IBM Wins Round Against Dell Exec

David Johnson cannot assume full duties in Round Rock until lawsuit is resolved.
An appeals court has granted IBM's emergency request to impose strict limits on the duties its former M&A chief can perform while working at Dell until Big Blue's breach of contract lawsuit against the executive is fully heard.

The U.S. Court of Appeals for the Second Circuit granted IBM's request for an injunction on Friday. The injunction upholds a previous court ruling, briefly overturned by the Manhattan federal District Court, that limits former IBM VP for corporate development David Johnson to sideline duties at Dell.

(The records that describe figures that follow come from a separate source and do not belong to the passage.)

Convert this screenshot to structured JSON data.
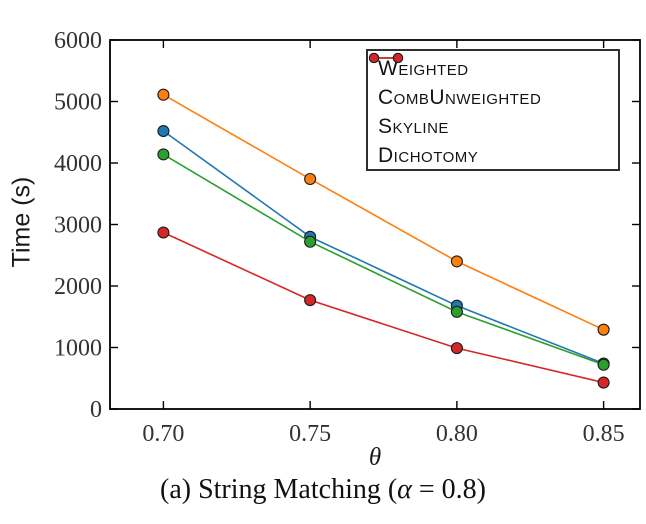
{
  "figure": {
    "ylabel": "Time (s)",
    "xlabel": "θ",
    "caption": {
      "prefix": "(a) String Matching (",
      "alpha": "α",
      "suffix": " = 0.8)"
    }
  },
  "chart_data": {
    "type": "line",
    "title": "",
    "xlabel": "θ",
    "ylabel": "Time (s)",
    "x": [
      0.7,
      0.75,
      0.8,
      0.85
    ],
    "x_tick_labels": [
      "0.70",
      "0.75",
      "0.80",
      "0.85"
    ],
    "y_ticks": [
      0,
      1000,
      2000,
      3000,
      4000,
      5000,
      6000
    ],
    "y_tick_labels": [
      "0",
      "1000",
      "2000",
      "3000",
      "4000",
      "5000",
      "6000"
    ],
    "xlim": [
      0.6818,
      0.8624
    ],
    "ylim": [
      0,
      6000
    ],
    "grid": false,
    "legend_position": "upper right",
    "marker": "circle",
    "marker_edge_color": "#1c1c1c",
    "series": [
      {
        "name": "Weighted",
        "color": "#1f77b4",
        "values": [
          4520,
          2800,
          1680,
          740
        ]
      },
      {
        "name": "CombUnweighted",
        "color": "#ff7f0e",
        "values": [
          5110,
          3740,
          2400,
          1290
        ]
      },
      {
        "name": "Skyline",
        "color": "#2ca02c",
        "values": [
          4140,
          2720,
          1580,
          720
        ]
      },
      {
        "name": "Dichotomy",
        "color": "#d62728",
        "values": [
          2870,
          1770,
          990,
          430
        ]
      }
    ]
  }
}
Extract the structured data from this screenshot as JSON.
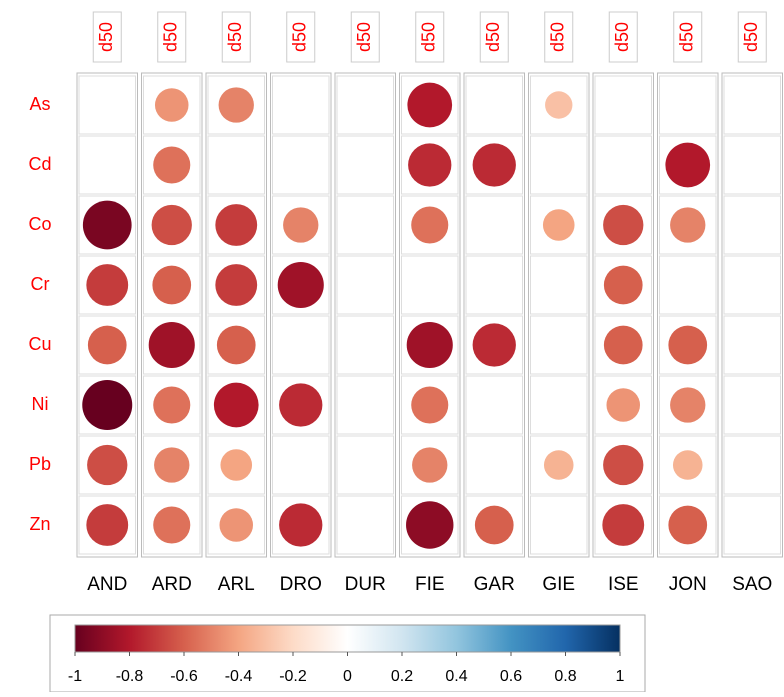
{
  "chart_data": {
    "type": "corrplot",
    "column_headers": [
      "d50",
      "d50",
      "d50",
      "d50",
      "d50",
      "d50",
      "d50",
      "d50",
      "d50",
      "d50",
      "d50"
    ],
    "columns": [
      "AND",
      "ARD",
      "ARL",
      "DRO",
      "DUR",
      "FIE",
      "GAR",
      "GIE",
      "ISE",
      "JON",
      "SAO"
    ],
    "rows": [
      "As",
      "Cd",
      "Co",
      "Cr",
      "Cu",
      "Ni",
      "Pb",
      "Zn"
    ],
    "values": [
      [
        null,
        -0.45,
        -0.5,
        null,
        null,
        -0.8,
        null,
        -0.3,
        null,
        null,
        null
      ],
      [
        null,
        -0.55,
        null,
        null,
        null,
        -0.75,
        -0.75,
        null,
        null,
        -0.8,
        null
      ],
      [
        -0.95,
        -0.65,
        -0.7,
        -0.5,
        null,
        -0.55,
        null,
        -0.4,
        -0.65,
        -0.5,
        null
      ],
      [
        -0.7,
        -0.6,
        -0.7,
        -0.85,
        null,
        null,
        null,
        null,
        -0.6,
        null,
        null
      ],
      [
        -0.6,
        -0.85,
        -0.6,
        null,
        null,
        -0.85,
        -0.75,
        null,
        -0.6,
        -0.6,
        null
      ],
      [
        -1,
        -0.55,
        -0.8,
        -0.75,
        null,
        -0.55,
        null,
        null,
        -0.45,
        -0.5,
        null
      ],
      [
        -0.65,
        -0.5,
        -0.4,
        null,
        null,
        -0.5,
        null,
        -0.35,
        -0.65,
        -0.35,
        null
      ],
      [
        -0.7,
        -0.55,
        -0.45,
        -0.75,
        null,
        -0.9,
        -0.6,
        null,
        -0.7,
        -0.6,
        null
      ]
    ],
    "colorscale": [
      "#67001f",
      "#b2182b",
      "#d6604d",
      "#f4a582",
      "#fddbc7",
      "#ffffff",
      "#d1e5f0",
      "#92c5de",
      "#4393c3",
      "#2166ac",
      "#053061"
    ],
    "zlim": [
      -1,
      1
    ],
    "zticks": [
      -1,
      -0.8,
      -0.6,
      -0.4,
      -0.2,
      0,
      0.2,
      0.4,
      0.6,
      0.8,
      1
    ],
    "label_color": "#ff0000"
  }
}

Under the ruling, Johnson cannot participate in Dell strategy meetings or weigh in on matters that could impact IBM, at least until the case is complete. Johnson must also keep a log of his activities at Dell and supply it to the court. Johnson joined Dell as senior VP for strategy last month—prompting an almost immediate lawsuit from IBM.

IBM claims Johnson violated a non-compete clause and that his departure to a competitor would be injurious because Johnson is aware of Big Blue's innermost secrets. For his part, Johnson maintains the agreement carries no legal weight because he intentionally signed it in the wrong place.

Dell has been relatively timid on the acquisition front despite its status as one of the world's largest tech vendors. The company has completed just ten deals since 1999—the largest a $1.4 billion buyout of storage technology specialist EqualLogic.

By contrast, IBM announced or sealed 14 acquisitions in 2008 alone, including the $5 billion takeover of Canadian business software developer Cognos.

Johnson has overseen IBM's frenetic merger activity for the past nine years and is a twenty-seven year veteran of the company.

The case remains ongoing in U.S. District Court for Southern Manhattan.